Hakai Magazine just posted a story about a geoengineering proposal, developed by Douglas Wallace, an oceanographer at Canada's Dalhousie University, to revitalize ocean dead zones. "In the Gulf of St. Lawrence—where the size of the dead zone has grown nearly sevenfold since 2003 to encompass roughly 9,000 square kilometers—dropping oxygen levels are already affecting many commercially important and at-risk species, such as cod, halibut, and northern shrimp," the story notes. In the deeper parts of the Gulf, a significant fraction of the water is so oxygen-starved that it is barely habitable for some animals. When Wallace learned that Canada plans to isolate hydrogen for fuel, he had an idea: oxygen is a chemical byproduct in hydrogen production, so why not inject it into the marine dead zones? It is an ambitious idea, and whatever the calculations on paper suggest, the practical obstacles might be enormous, and real-world outcomes hard to predict. As Wallace and his co-authors concede, "No aeration system has been designed, developed, or tested for the depths and scales considered here."

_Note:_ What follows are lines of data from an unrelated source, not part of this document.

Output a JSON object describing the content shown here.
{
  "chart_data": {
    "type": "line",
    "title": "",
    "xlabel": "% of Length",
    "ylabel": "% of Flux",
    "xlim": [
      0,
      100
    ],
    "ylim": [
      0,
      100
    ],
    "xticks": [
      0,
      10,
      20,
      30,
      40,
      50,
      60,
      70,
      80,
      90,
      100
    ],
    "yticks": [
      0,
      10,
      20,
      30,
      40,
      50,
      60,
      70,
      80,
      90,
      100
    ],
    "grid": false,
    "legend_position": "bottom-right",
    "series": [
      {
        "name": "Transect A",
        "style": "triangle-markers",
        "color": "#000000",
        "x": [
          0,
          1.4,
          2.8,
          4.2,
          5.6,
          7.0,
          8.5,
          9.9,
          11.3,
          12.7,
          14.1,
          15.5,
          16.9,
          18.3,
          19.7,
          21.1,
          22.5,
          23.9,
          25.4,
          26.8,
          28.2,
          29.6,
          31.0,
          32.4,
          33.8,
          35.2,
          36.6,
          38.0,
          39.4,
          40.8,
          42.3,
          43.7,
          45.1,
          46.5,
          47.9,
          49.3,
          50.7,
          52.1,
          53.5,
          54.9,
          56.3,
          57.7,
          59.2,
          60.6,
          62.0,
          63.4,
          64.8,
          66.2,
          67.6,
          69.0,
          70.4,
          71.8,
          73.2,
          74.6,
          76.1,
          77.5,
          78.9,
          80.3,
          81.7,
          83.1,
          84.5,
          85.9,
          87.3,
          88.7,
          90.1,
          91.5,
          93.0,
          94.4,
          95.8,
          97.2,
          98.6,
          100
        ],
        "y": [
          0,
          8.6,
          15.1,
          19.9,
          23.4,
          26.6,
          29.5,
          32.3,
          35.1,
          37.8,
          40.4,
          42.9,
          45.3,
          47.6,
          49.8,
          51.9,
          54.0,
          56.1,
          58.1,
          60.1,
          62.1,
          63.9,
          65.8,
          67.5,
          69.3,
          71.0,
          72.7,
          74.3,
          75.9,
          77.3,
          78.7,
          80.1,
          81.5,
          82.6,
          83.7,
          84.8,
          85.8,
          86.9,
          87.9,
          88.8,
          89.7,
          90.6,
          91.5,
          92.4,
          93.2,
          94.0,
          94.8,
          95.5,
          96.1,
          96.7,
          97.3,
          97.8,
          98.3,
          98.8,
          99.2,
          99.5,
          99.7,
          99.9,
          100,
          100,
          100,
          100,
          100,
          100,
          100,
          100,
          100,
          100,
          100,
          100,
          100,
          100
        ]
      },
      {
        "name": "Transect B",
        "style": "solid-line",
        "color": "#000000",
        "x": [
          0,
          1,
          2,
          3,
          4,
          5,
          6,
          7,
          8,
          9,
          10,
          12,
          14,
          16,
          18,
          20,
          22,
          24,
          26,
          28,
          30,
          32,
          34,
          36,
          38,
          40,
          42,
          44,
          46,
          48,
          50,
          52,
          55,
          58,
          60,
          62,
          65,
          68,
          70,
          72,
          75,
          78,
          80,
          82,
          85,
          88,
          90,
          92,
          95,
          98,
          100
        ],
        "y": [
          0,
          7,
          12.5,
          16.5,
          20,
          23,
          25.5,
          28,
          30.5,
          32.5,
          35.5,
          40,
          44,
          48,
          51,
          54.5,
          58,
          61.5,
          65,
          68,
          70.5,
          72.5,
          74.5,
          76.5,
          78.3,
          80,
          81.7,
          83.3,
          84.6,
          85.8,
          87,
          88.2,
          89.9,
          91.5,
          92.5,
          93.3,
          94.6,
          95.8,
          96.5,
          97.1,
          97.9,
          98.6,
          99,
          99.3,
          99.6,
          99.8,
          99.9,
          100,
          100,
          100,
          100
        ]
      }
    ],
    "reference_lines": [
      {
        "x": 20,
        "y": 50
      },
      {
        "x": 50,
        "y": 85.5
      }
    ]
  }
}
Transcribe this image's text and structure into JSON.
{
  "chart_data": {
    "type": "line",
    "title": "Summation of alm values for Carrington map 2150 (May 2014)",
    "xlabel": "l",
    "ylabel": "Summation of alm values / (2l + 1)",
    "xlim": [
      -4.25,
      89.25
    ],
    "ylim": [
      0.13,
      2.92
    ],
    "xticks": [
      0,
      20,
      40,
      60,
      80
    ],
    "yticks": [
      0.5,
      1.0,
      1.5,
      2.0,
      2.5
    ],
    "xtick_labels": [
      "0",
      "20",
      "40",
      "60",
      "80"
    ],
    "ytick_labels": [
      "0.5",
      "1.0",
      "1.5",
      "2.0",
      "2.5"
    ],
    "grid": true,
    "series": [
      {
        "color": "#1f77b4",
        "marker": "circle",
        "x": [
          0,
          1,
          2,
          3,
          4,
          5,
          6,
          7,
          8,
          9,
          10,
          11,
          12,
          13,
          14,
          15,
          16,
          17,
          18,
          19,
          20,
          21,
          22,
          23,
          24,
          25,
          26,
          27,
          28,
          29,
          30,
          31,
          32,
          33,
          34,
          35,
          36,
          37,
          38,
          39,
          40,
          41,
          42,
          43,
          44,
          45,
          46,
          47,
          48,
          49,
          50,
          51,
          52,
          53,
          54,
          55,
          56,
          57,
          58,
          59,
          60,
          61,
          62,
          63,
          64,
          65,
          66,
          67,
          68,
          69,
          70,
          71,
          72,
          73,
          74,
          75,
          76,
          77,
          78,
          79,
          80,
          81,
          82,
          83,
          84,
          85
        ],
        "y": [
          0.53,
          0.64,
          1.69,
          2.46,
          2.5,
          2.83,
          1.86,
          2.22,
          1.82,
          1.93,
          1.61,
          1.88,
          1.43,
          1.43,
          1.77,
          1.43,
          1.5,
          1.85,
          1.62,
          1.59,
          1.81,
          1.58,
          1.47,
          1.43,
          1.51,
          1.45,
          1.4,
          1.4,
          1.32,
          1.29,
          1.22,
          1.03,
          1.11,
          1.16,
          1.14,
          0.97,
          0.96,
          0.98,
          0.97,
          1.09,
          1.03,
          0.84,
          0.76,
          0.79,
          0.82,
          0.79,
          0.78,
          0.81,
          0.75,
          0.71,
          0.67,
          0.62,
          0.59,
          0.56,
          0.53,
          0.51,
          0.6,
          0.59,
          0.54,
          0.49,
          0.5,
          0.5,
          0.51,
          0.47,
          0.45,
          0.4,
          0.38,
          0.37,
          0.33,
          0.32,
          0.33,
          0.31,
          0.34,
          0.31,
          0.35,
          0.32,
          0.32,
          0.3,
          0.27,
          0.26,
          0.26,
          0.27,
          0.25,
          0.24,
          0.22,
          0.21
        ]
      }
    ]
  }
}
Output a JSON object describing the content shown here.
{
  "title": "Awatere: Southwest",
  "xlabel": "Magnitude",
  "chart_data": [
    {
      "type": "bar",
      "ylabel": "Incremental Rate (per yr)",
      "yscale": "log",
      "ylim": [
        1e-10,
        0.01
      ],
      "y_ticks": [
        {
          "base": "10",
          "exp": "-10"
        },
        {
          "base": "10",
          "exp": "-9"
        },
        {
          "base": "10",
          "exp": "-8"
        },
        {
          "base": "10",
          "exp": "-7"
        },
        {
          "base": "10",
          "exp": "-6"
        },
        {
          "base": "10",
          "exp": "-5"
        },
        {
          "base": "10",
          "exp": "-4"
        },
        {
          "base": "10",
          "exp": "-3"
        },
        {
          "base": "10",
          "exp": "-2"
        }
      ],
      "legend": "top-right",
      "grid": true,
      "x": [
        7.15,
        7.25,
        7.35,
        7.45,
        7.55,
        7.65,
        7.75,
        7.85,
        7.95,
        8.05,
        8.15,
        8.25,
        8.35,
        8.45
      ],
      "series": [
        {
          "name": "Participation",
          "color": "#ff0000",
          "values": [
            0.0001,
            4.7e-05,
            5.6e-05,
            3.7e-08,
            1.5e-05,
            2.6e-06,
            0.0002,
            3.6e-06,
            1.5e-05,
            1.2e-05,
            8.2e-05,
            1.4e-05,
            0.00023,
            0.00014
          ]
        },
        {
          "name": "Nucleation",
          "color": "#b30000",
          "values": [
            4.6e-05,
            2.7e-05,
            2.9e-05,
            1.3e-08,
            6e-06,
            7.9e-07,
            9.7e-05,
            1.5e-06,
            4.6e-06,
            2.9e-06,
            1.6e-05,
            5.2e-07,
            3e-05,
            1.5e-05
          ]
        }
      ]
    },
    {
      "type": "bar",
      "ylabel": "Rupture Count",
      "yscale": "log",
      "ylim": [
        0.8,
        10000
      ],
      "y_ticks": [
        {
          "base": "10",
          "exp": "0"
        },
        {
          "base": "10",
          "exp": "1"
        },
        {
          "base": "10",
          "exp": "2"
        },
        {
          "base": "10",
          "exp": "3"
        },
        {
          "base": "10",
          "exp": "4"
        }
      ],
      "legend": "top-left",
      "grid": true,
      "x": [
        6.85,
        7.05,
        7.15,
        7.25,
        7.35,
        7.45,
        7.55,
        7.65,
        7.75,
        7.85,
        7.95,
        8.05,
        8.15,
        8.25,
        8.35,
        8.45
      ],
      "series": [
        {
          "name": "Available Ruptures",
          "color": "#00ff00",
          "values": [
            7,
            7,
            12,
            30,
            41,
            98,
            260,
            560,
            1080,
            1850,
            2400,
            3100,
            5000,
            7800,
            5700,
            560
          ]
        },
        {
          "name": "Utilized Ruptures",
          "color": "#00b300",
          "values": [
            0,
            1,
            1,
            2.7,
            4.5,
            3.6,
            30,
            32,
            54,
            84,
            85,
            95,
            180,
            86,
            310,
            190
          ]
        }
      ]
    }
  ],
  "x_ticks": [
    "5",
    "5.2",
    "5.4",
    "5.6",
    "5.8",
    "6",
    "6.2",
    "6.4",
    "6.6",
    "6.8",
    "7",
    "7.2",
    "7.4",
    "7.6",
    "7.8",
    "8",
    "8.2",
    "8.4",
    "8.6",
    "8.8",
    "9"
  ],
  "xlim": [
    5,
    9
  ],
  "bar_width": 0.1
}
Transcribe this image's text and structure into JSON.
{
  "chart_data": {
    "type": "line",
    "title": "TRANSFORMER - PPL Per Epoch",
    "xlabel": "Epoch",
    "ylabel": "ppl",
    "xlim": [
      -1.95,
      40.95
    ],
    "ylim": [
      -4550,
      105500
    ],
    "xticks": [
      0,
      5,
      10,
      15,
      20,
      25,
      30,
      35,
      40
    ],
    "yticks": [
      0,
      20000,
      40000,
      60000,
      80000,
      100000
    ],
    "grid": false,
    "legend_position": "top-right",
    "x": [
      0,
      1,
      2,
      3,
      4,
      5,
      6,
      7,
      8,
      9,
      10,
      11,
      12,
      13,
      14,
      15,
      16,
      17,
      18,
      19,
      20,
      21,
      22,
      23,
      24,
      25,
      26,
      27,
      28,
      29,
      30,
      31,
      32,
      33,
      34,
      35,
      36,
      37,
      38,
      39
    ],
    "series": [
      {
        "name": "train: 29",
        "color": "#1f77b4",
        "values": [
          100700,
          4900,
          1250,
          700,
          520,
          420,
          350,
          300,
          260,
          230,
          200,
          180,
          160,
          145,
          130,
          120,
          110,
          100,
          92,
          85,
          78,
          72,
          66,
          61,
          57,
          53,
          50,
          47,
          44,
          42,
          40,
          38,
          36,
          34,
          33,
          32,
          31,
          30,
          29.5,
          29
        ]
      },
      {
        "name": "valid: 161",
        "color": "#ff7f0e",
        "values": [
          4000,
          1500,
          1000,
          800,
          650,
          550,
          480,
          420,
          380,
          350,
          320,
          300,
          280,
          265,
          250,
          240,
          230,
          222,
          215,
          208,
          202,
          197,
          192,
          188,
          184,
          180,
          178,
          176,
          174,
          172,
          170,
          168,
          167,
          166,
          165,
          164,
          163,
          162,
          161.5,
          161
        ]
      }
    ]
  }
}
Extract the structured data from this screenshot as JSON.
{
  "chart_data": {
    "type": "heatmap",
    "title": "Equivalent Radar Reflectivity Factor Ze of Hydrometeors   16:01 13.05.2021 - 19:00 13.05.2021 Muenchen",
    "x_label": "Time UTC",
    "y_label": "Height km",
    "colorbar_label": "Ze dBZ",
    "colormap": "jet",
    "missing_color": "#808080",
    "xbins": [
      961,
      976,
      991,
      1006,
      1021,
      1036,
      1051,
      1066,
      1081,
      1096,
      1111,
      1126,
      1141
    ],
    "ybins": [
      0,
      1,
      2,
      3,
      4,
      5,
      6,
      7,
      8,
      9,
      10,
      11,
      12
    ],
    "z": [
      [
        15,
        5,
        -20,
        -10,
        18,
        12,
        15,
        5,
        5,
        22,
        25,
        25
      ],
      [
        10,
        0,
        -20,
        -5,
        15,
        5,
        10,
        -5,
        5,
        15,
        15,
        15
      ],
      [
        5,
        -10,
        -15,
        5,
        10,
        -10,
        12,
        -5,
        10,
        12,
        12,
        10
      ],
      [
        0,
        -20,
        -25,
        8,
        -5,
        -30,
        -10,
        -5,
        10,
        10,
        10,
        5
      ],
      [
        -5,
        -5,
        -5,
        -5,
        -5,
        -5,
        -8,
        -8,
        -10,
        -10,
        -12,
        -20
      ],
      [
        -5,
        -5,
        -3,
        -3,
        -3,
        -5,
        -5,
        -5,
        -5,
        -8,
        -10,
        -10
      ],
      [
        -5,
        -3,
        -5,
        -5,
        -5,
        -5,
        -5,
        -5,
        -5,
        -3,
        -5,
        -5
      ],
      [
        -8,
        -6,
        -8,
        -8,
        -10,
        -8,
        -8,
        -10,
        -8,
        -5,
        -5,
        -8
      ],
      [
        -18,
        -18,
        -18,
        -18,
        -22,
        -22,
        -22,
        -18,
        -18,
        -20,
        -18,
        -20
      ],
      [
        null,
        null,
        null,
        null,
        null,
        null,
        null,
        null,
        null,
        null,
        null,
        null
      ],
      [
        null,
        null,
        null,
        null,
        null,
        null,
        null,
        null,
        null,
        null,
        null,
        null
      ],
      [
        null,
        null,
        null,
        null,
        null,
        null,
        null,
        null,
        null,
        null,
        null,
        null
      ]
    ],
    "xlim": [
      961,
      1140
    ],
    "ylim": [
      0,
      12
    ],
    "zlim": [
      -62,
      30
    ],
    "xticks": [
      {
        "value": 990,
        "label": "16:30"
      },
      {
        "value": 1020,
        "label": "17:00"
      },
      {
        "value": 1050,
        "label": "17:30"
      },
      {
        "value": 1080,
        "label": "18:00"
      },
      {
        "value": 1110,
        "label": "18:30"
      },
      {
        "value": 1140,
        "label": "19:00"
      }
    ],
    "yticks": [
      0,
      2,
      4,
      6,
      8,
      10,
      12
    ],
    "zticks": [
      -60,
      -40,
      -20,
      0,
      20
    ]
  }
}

Lastly, mariners traveling in the direction of Antarctica have long known about the perilous seas at the bottom of the world, where some "rogue" waves can reach immense proportions. (A few years ago, a buoy in the Southern Ocean measured one that had achieved a staggering height of eighty feet.) A number of specialists in fluid dynamics have tried to work out statistical calculations that explain how these strange outliers form—and the emergence of competing models has even prompted some mathematicians to seek a "unified explanation to rogue wave formation." A new paper, "Observations of Rogue Seas in the Southern Ocean," documents an attempt to understand the phenomenon differently: by getting into a ship, heading into bad weather, and looking. “Rogue waves are colossi—twice as high as neighbouring waves—that appear seemingly out of nowhere,” Alessandro Toffoli, the lead researcher on the paper has noted. "Stories of unimaginable mountains of water as tall as ten-story buildings have populated maritime folklore and literature for centuries." With sophisticated cameras, Toffoli's team was able to create 3D images of waves, and determined that wind is a primary driver of the anomalous behavior, especially as it affects waves in their early formation. And the "rogues," it turns out, may not be so rogue. "We recorded waves twice as high as their neighbors once every six hours," he added. Whether this news is cause for alarm, or for comfort, in a world that might be powered by many new floating atomic reactors was not addressed in the study.